31. Perplexity

Founders: Aravind Srinivas (CEO), Denis Yarats, Johnny Ho
Launched: 2022
Headquarters: San Francisco
Funding: $1.7 billion
Valuation: N/A
Key Technologies: Artificial intelligence, generative AI
Industry: Enterprise technology
Previous appearances on Disruptor 50 list: 1 (No. 27 in 2025)
Igor Gnedo, Antonina Lepore & Adrianne Paerels
Perplexity, a direct challenger to Google’s search and browsing ecosystem, has been targeting even more Big Tech business over the past year.
The company, which has made inroads as an AI-powered search engine that gives simple answers to people’s prompts, expanded its reach in July 2025 by launching its first AI-native browser Comet. For $200 a month, the browser integrated Perplexity’s search engine — which answers 1.5 billion questions worldwide monthly — and allowed users to summarize pages, conduct research, draft emails and complete tasks with the help of its AI-powered assistant. The company expanded to a free version last October.
“Comet is not just a browser,” Perplexity co-founder and CEO Aravind Srinivas told CNBC. “It’s meant to be a true personal assistant. … That’s where AI is headed next. It’s not just about delivering answers or being a sycophant chatbot that tells you what you want to hear. It’s truly about delivering value and you being able to delegate tasks to it.”
Perplexity now counts 92% of Fortune 500 companies as users, and has forged partnerships with the likes of Samsung, Deutsche Telekom, Vivo, and Airtel. The company also announced FedRAMP compliance initiatives and launched “Perplexity for Gov” alongside the U.S. General Services Administration, signaling growing ambitions in regulated and institutional markets.
Furthering its mission to help make consumers’ lives easier through everyday behavior, it introduced more than 20 new features and products across all its subscription tiers and rapidly increased its headcount by 40% last year to keep up with its growing initiatives.
Late last year, it facilitated an AI-powered shopping agent in partnership with PayPal, which is intended to allow consumers to go from online discovery to making purchases on over 5,000 merchant sites.

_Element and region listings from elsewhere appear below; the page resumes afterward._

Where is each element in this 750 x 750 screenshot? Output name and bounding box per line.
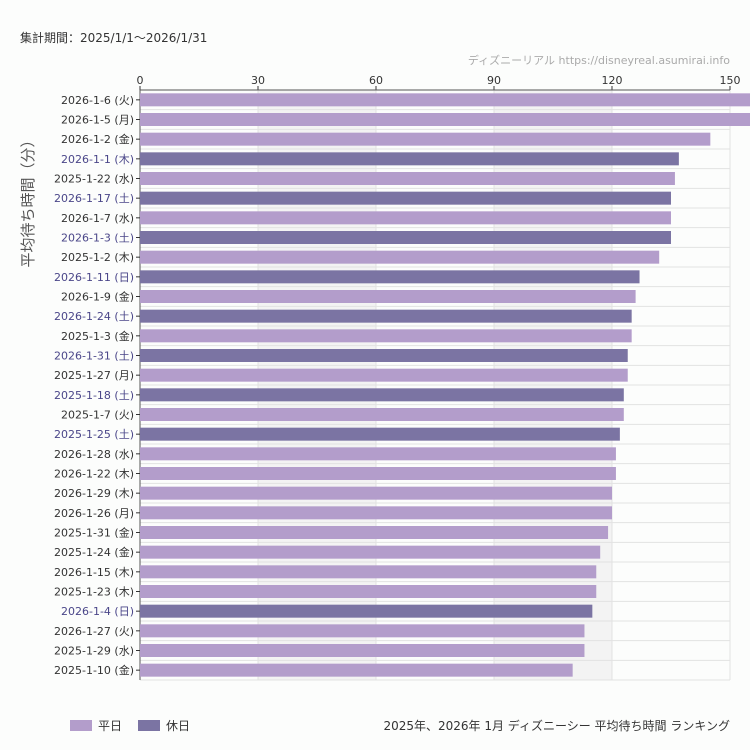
- x-tick-label: 60: [369, 74, 383, 87]
- period-label: 集計期間：2025/1/1〜2026/1/31: [20, 31, 208, 45]
- y-tick-label: 2026-1-7 (水): [61, 212, 134, 225]
- legend-weekday: 平日: [70, 717, 122, 734]
- y-tick-label: 2026-1-26 (月): [54, 507, 134, 520]
- y-tick-label: 2026-1-27 (火): [54, 625, 134, 638]
- y-tick-label: 2025-1-27 (月): [54, 369, 134, 382]
- bar: [140, 93, 750, 107]
- bar: [140, 309, 632, 323]
- bar: [140, 113, 750, 126]
- bar: [140, 427, 620, 441]
- y-tick-label: 2026-1-29 (木): [54, 487, 134, 500]
- y-tick-label: 2025-1-18 (土): [54, 389, 134, 402]
- bar: [140, 231, 671, 244]
- bar: [140, 211, 671, 225]
- bar: [140, 191, 671, 205]
- bar: [140, 604, 593, 618]
- bar: [140, 329, 632, 343]
- bar: [140, 447, 616, 461]
- y-tick-label: 2026-1-3 (土): [61, 232, 134, 245]
- bar: [140, 408, 624, 421]
- y-tick-label: 2026-1-6 (火): [61, 94, 134, 107]
- chart-caption: 2025年、2026年 1月 ディズニーシー 平均待ち時間 ランキング: [383, 719, 730, 733]
- y-tick-label: 2026-1-15 (木): [54, 566, 134, 579]
- legend-label: 休日: [166, 719, 191, 733]
- y-tick-label: 2025-1-25 (土): [54, 428, 134, 441]
- bar: [140, 172, 675, 185]
- bar: [140, 290, 636, 303]
- y-tick-label: 2026-1-28 (水): [54, 448, 134, 461]
- bar: [140, 270, 640, 284]
- y-tick-label: 2026-1-17 (土): [54, 192, 134, 205]
- x-tick-label: 150: [720, 74, 741, 87]
- bar: [140, 526, 609, 539]
- legend-holiday: 休日: [138, 717, 190, 734]
- y-tick-label: 2025-1-2 (木): [61, 251, 134, 264]
- bar: [140, 644, 585, 657]
- site-credit: ディズニーリアル https://disneyreal.asumirai.inf…: [467, 54, 730, 67]
- legend-swatch-holiday: [138, 720, 161, 731]
- y-tick-label: 2025-1-29 (水): [54, 645, 134, 658]
- bar: [140, 545, 601, 559]
- y-tick-label: 2025-1-22 (水): [54, 173, 134, 186]
- bar: [140, 349, 628, 362]
- y-tick-label: 2026-1-31 (土): [54, 350, 134, 363]
- y-tick-label: 2026-1-24 (土): [54, 310, 134, 323]
- legend: 平日 休日: [70, 717, 190, 734]
- x-tick-label: 120: [602, 74, 623, 87]
- y-tick-label: 2026-1-5 (月): [61, 114, 134, 127]
- y-tick-label: 2025-1-3 (金): [61, 329, 134, 343]
- bar: [140, 565, 597, 579]
- y-tick-label: 2025-1-10 (金): [54, 663, 134, 677]
- bar: [140, 486, 612, 500]
- bar: [140, 250, 660, 264]
- bar: [140, 132, 711, 146]
- y-tick-label: 2025-1-31 (金): [54, 526, 134, 540]
- bar: [140, 388, 624, 402]
- x-tick-label: 30: [251, 74, 265, 87]
- bar: [140, 663, 573, 677]
- y-tick-label: 2025-1-23 (木): [54, 586, 134, 599]
- legend-label: 平日: [98, 719, 123, 733]
- x-tick-label: 90: [487, 74, 501, 87]
- legend-swatch-weekday: [70, 720, 92, 731]
- x-tick-label: 0: [137, 74, 144, 87]
- y-tick-label: 2026-1-9 (金): [61, 290, 134, 304]
- y-tick-label: 2025-1-24 (金): [54, 545, 134, 559]
- bar: [140, 467, 616, 480]
- bar: [140, 624, 585, 638]
- bar: [140, 585, 597, 598]
- y-tick-label: 2026-1-2 (金): [61, 132, 134, 146]
- y-axis-label: 平均待ち時間（分）: [19, 132, 37, 267]
- y-tick-label: 2026-1-1 (木): [61, 153, 134, 166]
- bar: [140, 368, 628, 382]
- bar: [140, 152, 679, 166]
- y-tick-label: 2026-1-4 (日): [61, 605, 134, 618]
- y-tick-label: 2026-1-22 (木): [54, 468, 134, 481]
- y-tick-label: 2025-1-7 (火): [61, 409, 134, 422]
- y-tick-label: 2026-1-11 (日): [54, 271, 134, 284]
- bar: [140, 506, 612, 520]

The system also can recall past behavior to make recommendations more tailored to the specific user.
“The agentic part is the seamless purchase right from the answer,” Perplexity chief business officer Dmitry Shevelenko told CNBC. “Most people want to still do their own research. They want that streamlined and simplified, and so that’s the part that is agentic in this launch.”
Its push into e-commerce hasn’t come without controversy or delays. Perplexity accused Amazon of “bullying” after receiving legal threats that Comet’s tools violate Amazon’s rules and disrupted the customer experience. Amazon won a court order to block the AI-agents from crawling its sites in March. Perplexity has argued Amazon is using its dominance to suppress AI-driven shopping innovation and consumer choice. Perplexity told CNBC in a statement after the court decision that it “will continue to fight for the right of internet users to choose whatever AI they want.”